Nunez is a political science major who previously held the position of Vice President of Social Responsibility, setting and enforcing the social policy that regulates and oversees social events like parties. He defeated Theta Chi President James Petrila for the presidency.
The president of the IFC acts as a liaison to the rest of the campus community and steers the IFC governing board. Most of the candidates – the nine other positions on the IFC executive board were also decided last night – said some of the most important issues facing the incoming IFC board are raising the social, recruitment and philanthropic standards for fraternity houses and boosting the image of Greeks on campus.
In an interview before the elections, Nunez, a member of Chi Psi, said he’d work at making the Greek system look better.
“Certainly our image within the community is always something really under attack, and that’s something that I’d like to see change,” he said.
Echoing that sentiment, Neil Tambe, who was elected executive vice president last night and is also a Michigan Daily columnist and a member of the paper’s editorial board, said he hopes to improve the relationship between the Greek system and the Daily.
Michigan Student Assembly President Zack Yost, in attendance to speak on behalf of Tambe, said Tambe was one of the best connectors on campus, bringing together several different groups of people.
LSA junior Alan Mitteer, a Delta Chi member, ran and lost against Tambe for the vice presidency but later ran and was elected as the judicial vice president, the position that acts as chief justice of the IFC and deals with rule violations. He said the IFC has a long way to go in terms of the policies that govern fraternity actions.
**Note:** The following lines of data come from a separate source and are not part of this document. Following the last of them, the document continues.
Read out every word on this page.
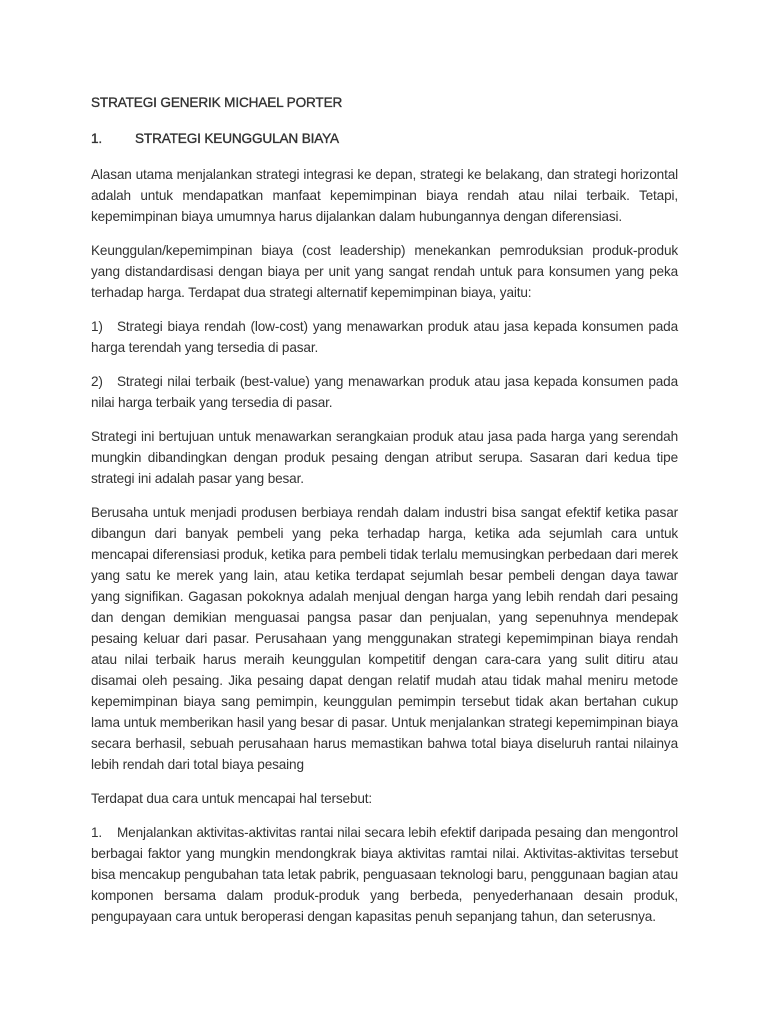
STRATEGI GENERIK MICHAEL PORTER
1.	STRATEGI KEUNGGULAN BIAYA

Alasan utama menjalankan strategi integrasi ke depan, strategi ke belakang, dan strategi horizontal adalah untuk mendapatkan manfaat kepemimpinan biaya rendah atau nilai terbaik. Tetapi, kepemimpinan biaya umumnya harus dijalankan dalam hubungannya dengan diferensiasi.

Keunggulan/kepemimpinan biaya (cost leadership) menekankan pemroduksian produk-produk yang distandardisasi dengan biaya per unit yang sangat rendah untuk para konsumen yang peka terhadap harga. Terdapat dua strategi alternatif kepemimpinan biaya, yaitu:

1) Strategi biaya rendah (low-cost) yang menawarkan produk atau jasa kepada konsumen pada harga terendah yang tersedia di pasar.

2) Strategi nilai terbaik (best-value) yang menawarkan produk atau jasa kepada konsumen pada nilai harga terbaik yang tersedia di pasar.

Strategi ini bertujuan untuk menawarkan serangkaian produk atau jasa pada harga yang serendah mungkin dibandingkan dengan produk pesaing dengan atribut serupa. Sasaran dari kedua tipe strategi ini adalah pasar yang besar.

Berusaha untuk menjadi produsen berbiaya rendah dalam industri bisa sangat efektif ketika pasar dibangun dari banyak pembeli yang peka terhadap harga, ketika ada sejumlah cara untuk mencapai diferensiasi produk, ketika para pembeli tidak terlalu memusingkan perbedaan dari merek yang satu ke merek yang lain, atau ketika terdapat sejumlah besar pembeli dengan daya tawar yang signifikan. Gagasan pokoknya adalah menjual dengan harga yang lebih rendah dari pesaing dan dengan demikian menguasai pangsa pasar dan penjualan, yang sepenuhnya mendepak pesaing keluar dari pasar. Perusahaan yang menggunakan strategi kepemimpinan biaya rendah atau nilai terbaik harus meraih keunggulan kompetitif dengan cara-cara yang sulit ditiru atau disamai oleh pesaing. Jika pesaing dapat dengan relatif mudah atau tidak mahal meniru metode kepemimpinan biaya sang pemimpin, keunggulan pemimpin tersebut tidak akan bertahan cukup lama untuk memberikan hasil yang besar di pasar. Untuk menjalankan strategi kepemimpinan biaya secara berhasil, sebuah perusahaan harus memastikan bahwa total biaya diseluruh rantai nilainya lebih rendah dari total biaya pesaing

Terdapat dua cara untuk mencapai hal tersebut:

1. Menjalankan aktivitas-aktivitas rantai nilai secara lebih efektif daripada pesaing dan mengontrol berbagai faktor yang mungkin mendongkrak biaya aktivitas ramtai nilai. Aktivitas-aktivitas tersebut bisa mencakup pengubahan tata letak pabrik, penguasaan teknologi baru, penggunaan bagian atau komponen bersama dalam produk-produk yang berbeda, penyederhanaan desain produk, pengupayaan cara untuk beroperasi dengan kapasitas penuh sepanjang tahun, dan seterusnya.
He said the IFC would be stronger if it began enforcing some of the rules that have become defunct.
“I think the biggest problem about these sanctions is that we actually don’t abide by the social policy,” he said.
Mitteer also said there is a need for better-run hazing task force programming, which are anti-hazing workshops that IFC members go through.
“It was an hour of blow-off because it was run by our peers,” he said.
The president of each of the 27 IFC fraternities votes on the candidates after each candidate makes a speech and answers questions.
LSA junior Cole Portney, a member of Phi Kappa Psi, said the IFC has done a good job promoting the Greek system on campus. He said an important issue for the next board to tackle is increasing unity among fraternities on campus.
“They should be planning ways to foster better interfraternal relations, like maybe planning events for different houses to partake in,” he said.